How to find the shortest distance to a character in a given string using C#?

Finding the shortest distance to a character in a string requires calculating the minimum distance from each position to the nearest occurrence of the target character. This can be efficiently solved using a two-pass approach that scans the string from left to right and then from right to left.

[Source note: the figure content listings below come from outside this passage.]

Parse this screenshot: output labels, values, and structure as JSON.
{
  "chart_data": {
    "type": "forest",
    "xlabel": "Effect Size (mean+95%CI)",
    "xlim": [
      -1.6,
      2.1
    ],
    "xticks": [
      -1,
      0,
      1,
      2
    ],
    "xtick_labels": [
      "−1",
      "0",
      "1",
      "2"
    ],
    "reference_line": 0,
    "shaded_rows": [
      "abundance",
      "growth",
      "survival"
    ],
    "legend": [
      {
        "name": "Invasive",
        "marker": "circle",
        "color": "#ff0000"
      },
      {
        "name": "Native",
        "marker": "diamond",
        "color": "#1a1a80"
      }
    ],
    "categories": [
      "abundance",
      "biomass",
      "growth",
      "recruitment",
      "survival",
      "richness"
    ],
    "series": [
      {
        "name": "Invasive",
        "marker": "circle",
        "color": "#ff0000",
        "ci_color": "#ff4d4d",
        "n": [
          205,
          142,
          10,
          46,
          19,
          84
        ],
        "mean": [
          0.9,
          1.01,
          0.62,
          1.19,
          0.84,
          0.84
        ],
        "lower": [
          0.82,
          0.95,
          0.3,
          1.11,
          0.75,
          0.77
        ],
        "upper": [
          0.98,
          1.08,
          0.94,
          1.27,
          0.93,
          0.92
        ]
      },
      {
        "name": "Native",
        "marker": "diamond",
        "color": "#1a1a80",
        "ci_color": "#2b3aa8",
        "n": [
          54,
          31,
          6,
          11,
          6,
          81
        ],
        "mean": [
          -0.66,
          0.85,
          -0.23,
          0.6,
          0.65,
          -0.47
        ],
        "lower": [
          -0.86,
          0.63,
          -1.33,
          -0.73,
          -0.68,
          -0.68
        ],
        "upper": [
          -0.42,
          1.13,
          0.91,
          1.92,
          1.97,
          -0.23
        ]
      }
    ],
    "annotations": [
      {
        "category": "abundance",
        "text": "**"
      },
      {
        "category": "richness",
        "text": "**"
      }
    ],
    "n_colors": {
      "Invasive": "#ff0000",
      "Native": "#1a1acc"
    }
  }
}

The algorithm maintains two arrays to track distances from both directions, then combines them to find the minimum distance at each position.

Syntax

Following is the method signature for finding shortest distances −

public int[] ShortestDistanceToCharacter(string s, char c)

Parameters

• s − The input string to search within

• c − The target character to find distances to

Return Value

Returns an integer array where each element represents the shortest distance from that position to the nearest occurrence of the target character.

How It Works

The algorithm uses a two-pass approach:

1. Left-to-right pass − Calculate distances from the left direction

2. Right-to-left pass − Calculate distances from the right direction

3. Combine results − Take the minimum distance from both arrays

Example

using System;
using System.Linq;

public class Arrays {
    public int[] ShortestDistanceToCharacter(string s, char c) {
        int stringLength = s.Length;
        int[] leftDis = new int[stringLength];
        int[] rightDis = new int[stringLength];
        
        // Initialize arrays
        leftDis = Enumerable.Range(0, stringLength).Select(n => int.MaxValue).ToArray();
        rightDis = Enumerable.Range(0, stringLength).Select(n => int.MaxValue).ToArray();
        
        // Left to right pass
        int count = int.MaxValue;
        for (int i = 0; i < stringLength; i++) {
            if (s[i] == c) {
                count = 0;
                rightDis[i] = count;
            }
            else {
                if (count != int.MaxValue) {
                    count++;
                    rightDis[i] = count;
                }
            }
        }
        
        // Right to left pass
        count = int.MaxValue;
        for (int i = stringLength - 1; i >= 0; i--) {
            if (s[i] == c) {
                count = 0;
                leftDis[i] = count;
            }
            else {
                if (count != int.MaxValue) {
                    count++;
                    leftDis[i] = count;
                }
            }
        }
        
        // Combine results
        int[] result = new int[stringLength];
        for (int i = 0; i < stringLength; i++) {
            result[i] = Math.Min(leftDis[i], rightDis[i]);
        }
        
        return result;
    }
}

class Program {
    static void Main(string[] args) {
        Arrays arrayProcessor = new Arrays();
        string inputString = "lovecode";
        char targetChar = 'e';
        
        var distances = arrayProcessor.ShortestDistanceToCharacter(inputString, targetChar);
        
        Console.WriteLine("String: " + inputString);
        Console.WriteLine("Target character: " + targetChar);
        Console.WriteLine("Distances: [" + string.Join(", ", distances) + "]");
    }
}

The output of the above code is −

String: lovecode
Target character: e
Distances: [3, 2, 1, 0, 1, 2, 1, 0]

Optimized Single-Pass Approach

Example

using System;

public class OptimizedArrays {
    public int[] ShortestDistanceToCharacter(string s, char c) {
        int n = s.Length;
        int[] result = new int[n];
        int lastCharPosition = -n;
        
        // Forward pass
        for (int i = 0; i < n; i++) {
            if (s[i] == c) lastCharPosition = i;
            result[i] = i - lastCharPosition;
        }
        
        // Backward pass
        for (int i = n - 1; i >= 0; i--) {
            if (s[i] == c) lastCharPosition = i;
            result[i] = Math.Min(result[i], lastCharPosition - i);
        }
        
        return result;
    }
}

class Program {
    static void Main(string[] args) {
        OptimizedArrays processor = new OptimizedArrays();
        string testString = "programming";
        char target = 'r';
        
        var distances = processor.ShortestDistanceToCharacter(testString, target);
        
        Console.WriteLine("String: " + testString);
        Console.WriteLine("Target: " + target);
        Console.WriteLine("Result: [" + string.Join(", ", distances) + "]");
    }
}

The output of the above code is −

String: programming
Target: r
Result: [1, 0, 1, 2, 0, 1, 2, 3, 4, 5, 6]

Time and Space Complexity

Conclusion

Finding the shortest distance to a character can be solved efficiently using a two-pass algorithm that scans from both directions. The optimized approach reduces space complexity while maintaining the same time complexity, making it ideal for memory-constrained applications.